Wednesday, February 11, 2009

Chew On This

Ahh, Monsanto... What Would We Do If We Didn't Have You to Hate?

by: Jill Richardson

Mon Feb 09, 2009 at 13:00:05 PM PST

Monsanto (whose first quarter profits are way up) made some headlines this week and not in a good way. Well, it's never in a good way with Monsanto, is it? First off, there's the fact that Monsanto and its biotech buddies are trying to profit from global warming:
The world's largest seed and agrochemical corporations are stockpiling hundreds of monopoly patents on genes in plants that the companies will market as crops genetically engineered to withstand environmental stresses such as drought, heat, cold, floods, saline soils, and more. BASF, Monsanto, Bayer, Syngenta, Dupont and biotech partners have filed 532 patent documents (a total of 55 patent families) on so-called "climate ready" genes at patent offices around the world. In the face of climate chaos and a deepening world food crisis, the Gene Giants are gearing up for a PR offensive to re-brand themselves as climate saviours. The focus on so-called climate-ready genes is a golden opportunity to push genetically engineered crops as a silver bullet solution to climate change.
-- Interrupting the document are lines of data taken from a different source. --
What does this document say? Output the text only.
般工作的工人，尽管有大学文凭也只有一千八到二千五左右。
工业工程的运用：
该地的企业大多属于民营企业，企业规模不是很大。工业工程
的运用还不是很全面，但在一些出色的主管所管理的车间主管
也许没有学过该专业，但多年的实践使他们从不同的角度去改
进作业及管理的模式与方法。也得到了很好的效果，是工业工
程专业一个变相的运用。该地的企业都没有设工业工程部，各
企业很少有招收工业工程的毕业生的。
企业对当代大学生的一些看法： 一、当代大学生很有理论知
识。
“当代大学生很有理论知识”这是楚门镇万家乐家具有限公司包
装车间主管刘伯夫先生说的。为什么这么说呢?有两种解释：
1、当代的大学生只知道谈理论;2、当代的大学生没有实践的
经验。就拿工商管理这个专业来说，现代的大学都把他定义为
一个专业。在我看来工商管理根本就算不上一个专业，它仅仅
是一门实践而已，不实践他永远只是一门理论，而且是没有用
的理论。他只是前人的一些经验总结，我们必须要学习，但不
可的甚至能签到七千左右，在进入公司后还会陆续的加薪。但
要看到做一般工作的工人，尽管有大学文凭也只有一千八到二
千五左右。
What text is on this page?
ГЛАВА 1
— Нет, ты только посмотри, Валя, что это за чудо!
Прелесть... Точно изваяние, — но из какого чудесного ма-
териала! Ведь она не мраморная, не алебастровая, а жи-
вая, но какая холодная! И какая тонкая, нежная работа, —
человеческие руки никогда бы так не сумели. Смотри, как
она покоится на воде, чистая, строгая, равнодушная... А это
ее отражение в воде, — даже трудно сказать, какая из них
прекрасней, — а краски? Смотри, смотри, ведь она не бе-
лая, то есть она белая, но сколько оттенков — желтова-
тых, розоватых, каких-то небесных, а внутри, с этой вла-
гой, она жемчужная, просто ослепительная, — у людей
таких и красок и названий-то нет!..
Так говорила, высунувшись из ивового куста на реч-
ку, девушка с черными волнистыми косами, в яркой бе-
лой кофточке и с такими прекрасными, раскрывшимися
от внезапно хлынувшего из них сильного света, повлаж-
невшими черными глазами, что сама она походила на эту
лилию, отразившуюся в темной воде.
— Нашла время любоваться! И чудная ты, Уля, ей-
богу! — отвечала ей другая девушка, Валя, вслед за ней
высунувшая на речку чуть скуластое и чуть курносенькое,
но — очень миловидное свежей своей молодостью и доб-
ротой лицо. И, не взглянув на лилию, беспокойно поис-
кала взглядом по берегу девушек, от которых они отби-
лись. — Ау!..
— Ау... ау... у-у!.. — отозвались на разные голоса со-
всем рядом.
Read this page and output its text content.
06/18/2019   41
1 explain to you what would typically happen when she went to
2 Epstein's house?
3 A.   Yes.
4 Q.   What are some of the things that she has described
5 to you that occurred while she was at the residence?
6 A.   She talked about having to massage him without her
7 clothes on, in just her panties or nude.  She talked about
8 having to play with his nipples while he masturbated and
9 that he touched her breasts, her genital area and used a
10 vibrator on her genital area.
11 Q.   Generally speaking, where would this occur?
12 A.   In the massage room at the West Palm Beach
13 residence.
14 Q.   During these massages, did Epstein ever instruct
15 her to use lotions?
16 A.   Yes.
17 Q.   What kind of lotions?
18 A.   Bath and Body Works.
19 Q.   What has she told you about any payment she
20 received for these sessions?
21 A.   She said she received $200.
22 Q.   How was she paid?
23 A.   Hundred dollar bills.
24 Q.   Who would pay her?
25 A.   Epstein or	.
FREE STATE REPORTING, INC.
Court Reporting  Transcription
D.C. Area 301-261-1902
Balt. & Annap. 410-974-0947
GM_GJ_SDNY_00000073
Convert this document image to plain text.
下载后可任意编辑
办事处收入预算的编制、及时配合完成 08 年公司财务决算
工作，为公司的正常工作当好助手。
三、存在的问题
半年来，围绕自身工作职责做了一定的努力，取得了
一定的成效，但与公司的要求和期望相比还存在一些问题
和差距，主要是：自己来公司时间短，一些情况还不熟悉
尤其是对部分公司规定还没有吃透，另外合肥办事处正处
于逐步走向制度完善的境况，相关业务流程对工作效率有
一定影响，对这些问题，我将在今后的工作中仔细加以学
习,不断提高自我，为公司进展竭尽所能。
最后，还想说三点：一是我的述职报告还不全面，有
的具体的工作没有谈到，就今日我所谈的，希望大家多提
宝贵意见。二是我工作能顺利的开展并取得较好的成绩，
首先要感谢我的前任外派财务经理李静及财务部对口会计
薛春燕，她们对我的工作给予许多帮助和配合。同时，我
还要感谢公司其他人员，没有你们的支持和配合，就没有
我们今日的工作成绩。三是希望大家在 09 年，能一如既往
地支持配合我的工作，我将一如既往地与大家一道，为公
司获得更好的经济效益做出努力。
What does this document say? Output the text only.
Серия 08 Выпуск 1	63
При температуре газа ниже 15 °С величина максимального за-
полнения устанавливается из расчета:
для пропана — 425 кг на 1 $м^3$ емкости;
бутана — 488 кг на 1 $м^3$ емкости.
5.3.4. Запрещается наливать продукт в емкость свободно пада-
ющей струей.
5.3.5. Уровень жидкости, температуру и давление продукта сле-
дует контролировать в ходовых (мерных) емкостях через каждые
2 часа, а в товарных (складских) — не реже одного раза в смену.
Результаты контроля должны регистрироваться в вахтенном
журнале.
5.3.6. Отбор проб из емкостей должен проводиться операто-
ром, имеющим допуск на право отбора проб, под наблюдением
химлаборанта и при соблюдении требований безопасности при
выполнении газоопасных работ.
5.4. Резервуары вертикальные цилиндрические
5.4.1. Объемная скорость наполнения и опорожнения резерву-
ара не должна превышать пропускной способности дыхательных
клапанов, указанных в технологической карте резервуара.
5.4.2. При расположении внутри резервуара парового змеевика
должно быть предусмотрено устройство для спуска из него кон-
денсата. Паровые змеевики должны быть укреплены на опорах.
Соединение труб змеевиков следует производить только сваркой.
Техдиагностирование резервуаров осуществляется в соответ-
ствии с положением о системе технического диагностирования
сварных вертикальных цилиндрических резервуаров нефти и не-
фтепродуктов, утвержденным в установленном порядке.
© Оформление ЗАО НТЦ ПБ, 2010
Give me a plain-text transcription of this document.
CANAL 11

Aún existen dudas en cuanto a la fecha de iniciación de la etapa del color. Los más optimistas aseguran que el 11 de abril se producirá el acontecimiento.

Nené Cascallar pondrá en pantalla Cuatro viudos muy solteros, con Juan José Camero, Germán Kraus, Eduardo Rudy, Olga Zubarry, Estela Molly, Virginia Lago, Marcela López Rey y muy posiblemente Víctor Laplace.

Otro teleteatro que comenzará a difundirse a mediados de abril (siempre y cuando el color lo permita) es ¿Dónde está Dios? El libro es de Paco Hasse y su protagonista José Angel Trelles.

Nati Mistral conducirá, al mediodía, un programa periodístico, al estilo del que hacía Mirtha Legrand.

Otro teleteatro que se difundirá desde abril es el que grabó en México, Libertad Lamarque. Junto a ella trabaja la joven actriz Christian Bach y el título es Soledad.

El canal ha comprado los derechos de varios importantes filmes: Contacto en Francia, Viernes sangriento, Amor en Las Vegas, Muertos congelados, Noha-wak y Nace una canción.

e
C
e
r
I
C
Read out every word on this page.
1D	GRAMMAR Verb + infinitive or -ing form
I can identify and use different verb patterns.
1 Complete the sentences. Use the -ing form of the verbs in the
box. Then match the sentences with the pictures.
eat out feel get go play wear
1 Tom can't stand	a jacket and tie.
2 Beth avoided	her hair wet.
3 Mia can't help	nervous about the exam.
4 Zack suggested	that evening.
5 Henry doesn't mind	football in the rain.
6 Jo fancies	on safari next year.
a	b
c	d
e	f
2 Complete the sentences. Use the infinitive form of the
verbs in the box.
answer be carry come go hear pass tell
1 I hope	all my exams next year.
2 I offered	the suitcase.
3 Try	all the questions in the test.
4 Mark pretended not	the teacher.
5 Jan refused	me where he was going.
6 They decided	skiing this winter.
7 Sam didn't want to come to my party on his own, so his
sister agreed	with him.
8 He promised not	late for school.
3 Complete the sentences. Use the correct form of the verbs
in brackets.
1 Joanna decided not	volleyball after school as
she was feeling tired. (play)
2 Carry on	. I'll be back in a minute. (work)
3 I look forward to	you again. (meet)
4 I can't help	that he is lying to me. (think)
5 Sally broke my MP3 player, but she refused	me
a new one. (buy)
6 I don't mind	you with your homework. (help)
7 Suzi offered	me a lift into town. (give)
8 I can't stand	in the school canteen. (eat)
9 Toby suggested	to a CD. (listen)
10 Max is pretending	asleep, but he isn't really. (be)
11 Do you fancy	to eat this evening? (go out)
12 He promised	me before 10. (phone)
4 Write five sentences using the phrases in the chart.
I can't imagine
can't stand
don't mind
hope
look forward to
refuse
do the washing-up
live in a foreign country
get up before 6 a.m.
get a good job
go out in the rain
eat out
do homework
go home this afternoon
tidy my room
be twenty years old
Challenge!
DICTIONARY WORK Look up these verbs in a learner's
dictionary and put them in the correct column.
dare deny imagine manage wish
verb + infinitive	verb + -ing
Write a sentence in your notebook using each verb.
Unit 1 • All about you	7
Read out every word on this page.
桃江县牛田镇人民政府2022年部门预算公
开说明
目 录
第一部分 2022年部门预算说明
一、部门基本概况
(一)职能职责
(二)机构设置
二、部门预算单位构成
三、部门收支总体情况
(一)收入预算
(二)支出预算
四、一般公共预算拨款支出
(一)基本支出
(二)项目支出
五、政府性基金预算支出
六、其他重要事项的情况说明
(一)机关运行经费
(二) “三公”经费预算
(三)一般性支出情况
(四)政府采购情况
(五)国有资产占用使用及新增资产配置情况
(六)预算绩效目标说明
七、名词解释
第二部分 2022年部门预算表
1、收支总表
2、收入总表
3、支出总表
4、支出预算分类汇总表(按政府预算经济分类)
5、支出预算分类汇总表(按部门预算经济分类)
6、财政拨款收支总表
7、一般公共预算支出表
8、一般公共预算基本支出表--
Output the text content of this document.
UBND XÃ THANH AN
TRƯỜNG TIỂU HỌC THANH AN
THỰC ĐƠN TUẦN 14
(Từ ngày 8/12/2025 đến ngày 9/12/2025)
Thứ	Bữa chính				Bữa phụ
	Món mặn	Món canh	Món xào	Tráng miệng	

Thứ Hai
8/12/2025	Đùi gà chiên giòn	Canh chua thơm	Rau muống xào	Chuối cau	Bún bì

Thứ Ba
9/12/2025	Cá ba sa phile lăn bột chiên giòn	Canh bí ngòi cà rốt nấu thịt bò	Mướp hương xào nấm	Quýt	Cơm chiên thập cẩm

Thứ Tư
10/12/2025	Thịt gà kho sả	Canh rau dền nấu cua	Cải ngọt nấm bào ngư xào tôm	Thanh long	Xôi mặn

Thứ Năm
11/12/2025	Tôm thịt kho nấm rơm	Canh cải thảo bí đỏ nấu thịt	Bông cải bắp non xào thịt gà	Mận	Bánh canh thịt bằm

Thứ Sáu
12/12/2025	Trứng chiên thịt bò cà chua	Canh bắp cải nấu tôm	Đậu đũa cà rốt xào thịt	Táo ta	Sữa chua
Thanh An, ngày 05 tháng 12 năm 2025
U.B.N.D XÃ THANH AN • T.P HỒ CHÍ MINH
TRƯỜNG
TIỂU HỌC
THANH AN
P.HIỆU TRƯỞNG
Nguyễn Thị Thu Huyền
But patented techno-fix seeds will not provide the adaptation strategies that small farmers need to cope with climate change. These proprietary technologies will ultimately concentrate corporate power, drive up costs, inhibit independent research, and further undermine the rights of farmers to save and exchange seeds.

Given that, what is Oxfam doing in bed with Monsanto? Especially when it's been found that organics beat GMOs for drought tolerance, and that organics can feed Africa! Looks like they are falling for Monsanto's bullshit PR strategy that claims GMOs can feed the world.

Even at the time of the Monsanto ads [that claimed GM would feed the poor], though, the company knew perfectly well that the only GM crops it had developed were designed to meet the needs of large-scale commercial farmers, primarily in the industrialized world.

So how did this extravagant pro-poor rhetoric around GM crops actually arise?...

[Researcher Dominic Glover] notes that during the 1960s and '70s, Monsanto senior executives recognised that they needed to radically transform a company increasingly threatened by the emergence of the environmental movement and by tougher environmental regulation.

Yuck - even the World Wildlife Fund is falling for Monsanto's BS that it holds the key to the future.